C’est que du mélodrame embrassé de vains mots
Je joue comme je respire empoumonné d’un faux
Comédien del’raté, je préfère spectre acteur
Ça veut dire invisible aux cœurs et aux ardeurs.
Je me sens au matin envahi comme au soir
Piétiné par l’aube saine que je pourris au noir
Le rêve est l’apanage des jours nés du soleil
Souvent j’ouvre les yeux la tristesse sans sommeil.
La vie me laisse des larmes aux yeux
Je me perds au jardin des haines
Je te vois je me tue au mieux
A me dire où ce chemin me mène.
Ça avance en arrière
Dos au mur grave en pierre
L’impasse et moi j’y reste
Pour toujours je déteste.
L’humeur est à l’envie d’étriper mon cerveau
A croire que je voudrais que ça gomme mes défauts
Les cris seraient douleurs car sans elles je le sais
C’est la douceur en fait qui ne m’est réservée.
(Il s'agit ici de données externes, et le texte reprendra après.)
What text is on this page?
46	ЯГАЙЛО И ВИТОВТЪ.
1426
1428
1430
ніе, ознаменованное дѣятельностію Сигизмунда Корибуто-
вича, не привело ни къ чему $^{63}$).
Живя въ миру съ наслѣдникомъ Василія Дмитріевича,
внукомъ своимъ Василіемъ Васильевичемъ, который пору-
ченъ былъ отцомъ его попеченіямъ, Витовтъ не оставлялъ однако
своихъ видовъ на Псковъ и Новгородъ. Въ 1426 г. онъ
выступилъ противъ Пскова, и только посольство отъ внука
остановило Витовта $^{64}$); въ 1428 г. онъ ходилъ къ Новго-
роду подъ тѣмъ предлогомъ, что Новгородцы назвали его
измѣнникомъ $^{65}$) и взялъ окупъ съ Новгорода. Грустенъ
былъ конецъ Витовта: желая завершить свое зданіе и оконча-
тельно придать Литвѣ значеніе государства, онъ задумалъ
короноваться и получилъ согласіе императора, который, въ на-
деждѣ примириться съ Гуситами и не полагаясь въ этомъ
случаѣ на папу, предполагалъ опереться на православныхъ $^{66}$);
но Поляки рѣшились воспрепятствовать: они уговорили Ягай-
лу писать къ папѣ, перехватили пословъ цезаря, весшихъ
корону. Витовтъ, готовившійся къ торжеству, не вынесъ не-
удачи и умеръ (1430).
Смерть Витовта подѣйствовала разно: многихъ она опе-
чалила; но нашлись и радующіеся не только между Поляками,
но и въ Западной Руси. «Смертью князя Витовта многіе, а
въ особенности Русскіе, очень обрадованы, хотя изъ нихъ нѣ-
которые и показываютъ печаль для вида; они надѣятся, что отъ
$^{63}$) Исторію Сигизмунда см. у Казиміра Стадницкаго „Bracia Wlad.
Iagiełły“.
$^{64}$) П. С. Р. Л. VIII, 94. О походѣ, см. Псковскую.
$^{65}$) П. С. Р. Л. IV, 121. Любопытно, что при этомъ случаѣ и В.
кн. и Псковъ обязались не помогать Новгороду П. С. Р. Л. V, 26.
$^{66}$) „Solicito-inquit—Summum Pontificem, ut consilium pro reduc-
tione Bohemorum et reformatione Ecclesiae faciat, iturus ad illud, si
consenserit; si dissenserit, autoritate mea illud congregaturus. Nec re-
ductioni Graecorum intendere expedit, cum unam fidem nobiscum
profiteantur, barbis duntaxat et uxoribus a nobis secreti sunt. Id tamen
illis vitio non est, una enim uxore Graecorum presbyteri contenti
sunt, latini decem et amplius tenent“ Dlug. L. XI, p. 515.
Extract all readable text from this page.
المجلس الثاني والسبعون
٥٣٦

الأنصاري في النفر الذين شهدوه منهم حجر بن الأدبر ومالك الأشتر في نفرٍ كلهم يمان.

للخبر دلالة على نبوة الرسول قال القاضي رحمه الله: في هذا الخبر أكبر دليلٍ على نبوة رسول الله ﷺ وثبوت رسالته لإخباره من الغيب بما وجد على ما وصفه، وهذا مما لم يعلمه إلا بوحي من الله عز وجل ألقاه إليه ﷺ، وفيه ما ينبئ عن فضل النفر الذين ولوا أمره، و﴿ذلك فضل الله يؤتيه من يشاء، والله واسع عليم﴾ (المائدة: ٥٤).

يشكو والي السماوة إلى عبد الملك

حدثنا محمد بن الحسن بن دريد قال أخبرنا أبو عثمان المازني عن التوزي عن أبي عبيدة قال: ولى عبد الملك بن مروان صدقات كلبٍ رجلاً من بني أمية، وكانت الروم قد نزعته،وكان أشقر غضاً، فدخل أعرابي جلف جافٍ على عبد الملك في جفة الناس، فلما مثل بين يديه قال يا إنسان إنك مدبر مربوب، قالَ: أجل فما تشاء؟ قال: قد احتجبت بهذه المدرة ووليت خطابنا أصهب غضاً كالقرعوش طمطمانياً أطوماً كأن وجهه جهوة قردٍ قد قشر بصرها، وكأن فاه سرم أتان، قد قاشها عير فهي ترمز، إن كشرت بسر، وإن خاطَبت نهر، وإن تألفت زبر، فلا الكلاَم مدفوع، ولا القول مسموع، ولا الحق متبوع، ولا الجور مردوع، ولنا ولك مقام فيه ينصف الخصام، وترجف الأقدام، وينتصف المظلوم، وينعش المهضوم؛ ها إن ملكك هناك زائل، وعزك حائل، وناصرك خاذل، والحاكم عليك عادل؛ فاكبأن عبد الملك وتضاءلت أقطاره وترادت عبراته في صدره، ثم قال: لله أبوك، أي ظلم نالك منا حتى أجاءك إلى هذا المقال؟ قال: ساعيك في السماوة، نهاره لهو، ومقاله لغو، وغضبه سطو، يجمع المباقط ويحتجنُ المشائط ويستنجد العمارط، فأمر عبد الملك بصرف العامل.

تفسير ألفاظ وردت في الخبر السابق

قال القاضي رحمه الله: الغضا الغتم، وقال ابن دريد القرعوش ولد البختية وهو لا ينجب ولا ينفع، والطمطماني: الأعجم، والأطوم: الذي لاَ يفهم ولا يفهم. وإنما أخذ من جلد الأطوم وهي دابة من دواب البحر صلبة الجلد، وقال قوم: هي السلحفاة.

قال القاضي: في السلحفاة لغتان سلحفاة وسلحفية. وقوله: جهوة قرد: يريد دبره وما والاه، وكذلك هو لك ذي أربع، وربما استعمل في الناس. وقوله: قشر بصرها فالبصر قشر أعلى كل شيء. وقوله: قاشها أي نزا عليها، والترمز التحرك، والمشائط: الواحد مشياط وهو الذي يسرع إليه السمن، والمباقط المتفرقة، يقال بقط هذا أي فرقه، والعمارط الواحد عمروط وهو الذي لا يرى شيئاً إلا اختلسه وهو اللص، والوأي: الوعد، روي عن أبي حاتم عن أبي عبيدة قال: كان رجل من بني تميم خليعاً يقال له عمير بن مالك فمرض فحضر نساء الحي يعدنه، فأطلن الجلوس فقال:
L’ire est bien réelle dans sa gangue de chair
Qui l’entend sans le sourd ? Je me fais des séquelles
Les frissons qui s’inventent quand vos beautés m’enchantent
Ne durent pas, meurtris, par mes pensées méchantes.
Je suis souffrance je le veux bien
Dans ma vie rance le goût de rien
Je l’ai choisi c’est donc pour ça
Sans bouger je (c)rêve, voilà…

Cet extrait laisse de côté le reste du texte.